2.4.2.2 Individualismus versus Kollektivismus (Individualism IDV)

Individualistische Kulturen werden von Hofstede als „societies in which the ties between individuals are loose: everyone is expected to look after himself or herself and his or her immediate family“ (Hofstede/Hofstede 2005: 76) definiert. Kollektivistisch sind hingegen „societies in which people from birth onward are integrated into strong, cohesive in-groups, which throughout people`s lifetimes continue to protect them in exchange for unquestioning loyalty“ (Hofstede/Hofstede 2005: 76).

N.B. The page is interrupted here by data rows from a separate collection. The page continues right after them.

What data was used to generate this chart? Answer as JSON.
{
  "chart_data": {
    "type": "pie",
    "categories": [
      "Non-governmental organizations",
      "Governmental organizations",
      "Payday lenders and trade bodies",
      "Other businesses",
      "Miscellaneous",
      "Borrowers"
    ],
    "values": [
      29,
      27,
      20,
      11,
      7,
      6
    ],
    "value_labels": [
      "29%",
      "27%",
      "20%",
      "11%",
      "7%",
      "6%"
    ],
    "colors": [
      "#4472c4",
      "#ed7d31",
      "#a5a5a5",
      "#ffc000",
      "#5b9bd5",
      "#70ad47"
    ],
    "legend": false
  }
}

Zwar gibt es für diese Dimension zwei Hypothesen, jedoch wurden beide noch nicht empirisch belegt. Die Erste sagt aus, dass in kollektivistisch geprägten Kulturen der Einfluss von SN auf NI höher ist als bei individualistisch geprägten Kulturen (Sun/Zhang 2005: 71). Hierbei wurde zwar ein Einfluss festgestellt, jedoch konnte dieser bisher noch nicht als wesentlicher Einfluss klassifizieren werden. Die Zweite ebenfalls noch nicht belegte Hypothese geht davon aus, dass WN einen größeren Einfluss auf NI hat, wenn eine Kultur individualistisch geprägt ist (Sun/Zhang 2005: 71). Da beide Hypothesen noch nicht belegt sind, können sie in dieser Arbeit nicht bei der Auswertung berücksichtigt werden.

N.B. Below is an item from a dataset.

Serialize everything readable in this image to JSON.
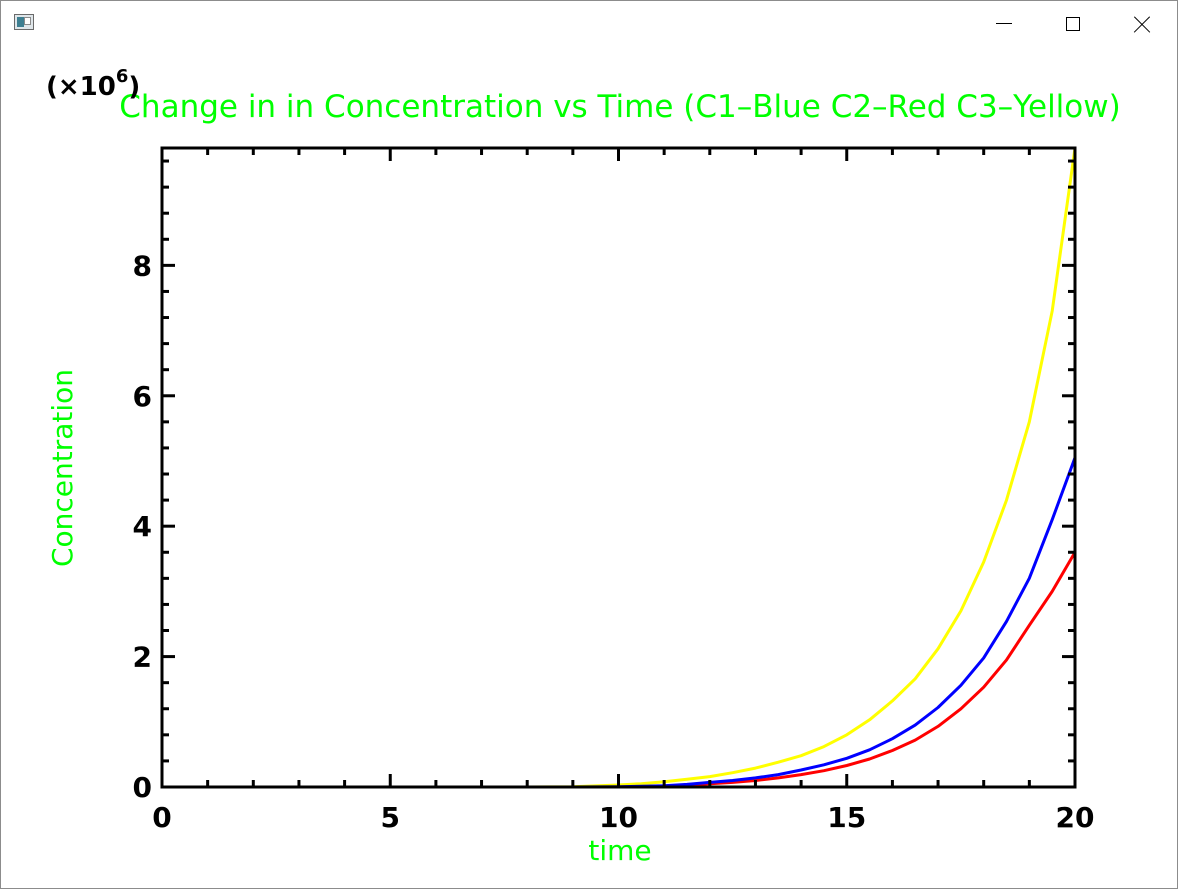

Da Deutschland, wie zu erwarten, mit einem Wert von 67 eine individualistische Gesellschaft ist, Japan jedoch mit einem Wert von 46 eher zu den kollektivistischen Kulturen gehört (Hofstede/Hofstede 2005: 78), würde, wenn empirische Beweise vorlägen, der Einfluss von SN für Japan und der Einfluss von WN auf NI sich für Deutschland verstärken.

2.4.2.3 Maskulinität versus Feminität (Masculinity MAS)

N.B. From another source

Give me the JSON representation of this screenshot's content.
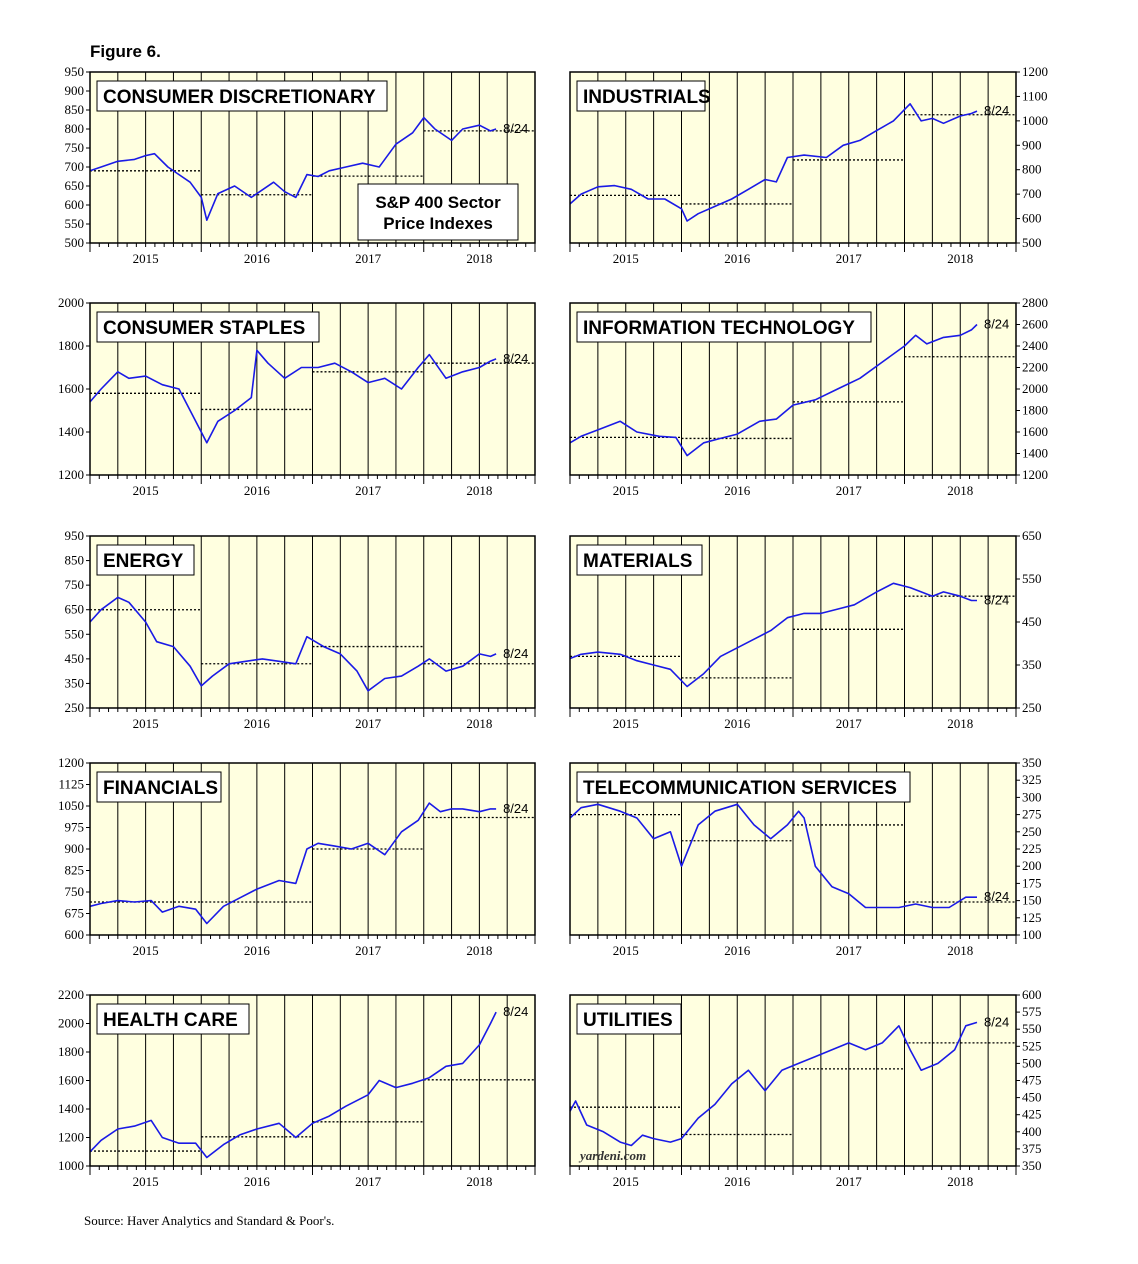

Maskulin wird eine Gesellschaft genannt, „when emotional gender roles are clearly distinct: men are supposed to be assertive, tough, and focused on material success, whereas women are supposed to be more modest, tender, and concerned with the quality of life” (Hofstede/Hofstede 2005: 120). Eine Gesellschaft ist andererseits feminin, „when emotional gender roles overlap: both men and women are supposed to be modest, tender and concerned with the quality of life” (Hofstede/Hofstede 2005: 120).

Die bisher noch nicht belegte Hypothese zu dieser Dimension sagt aus, dass der Einfluss von WN auf NI in einer maskulin geprägten Kultur verstärkt wird (Sun/Zhang 2005: 71). Aufgrund des bisher fehlenden empirischen Beweises, kann dies jedoch nicht in dieser Arbeit berücksichtigt werden kann.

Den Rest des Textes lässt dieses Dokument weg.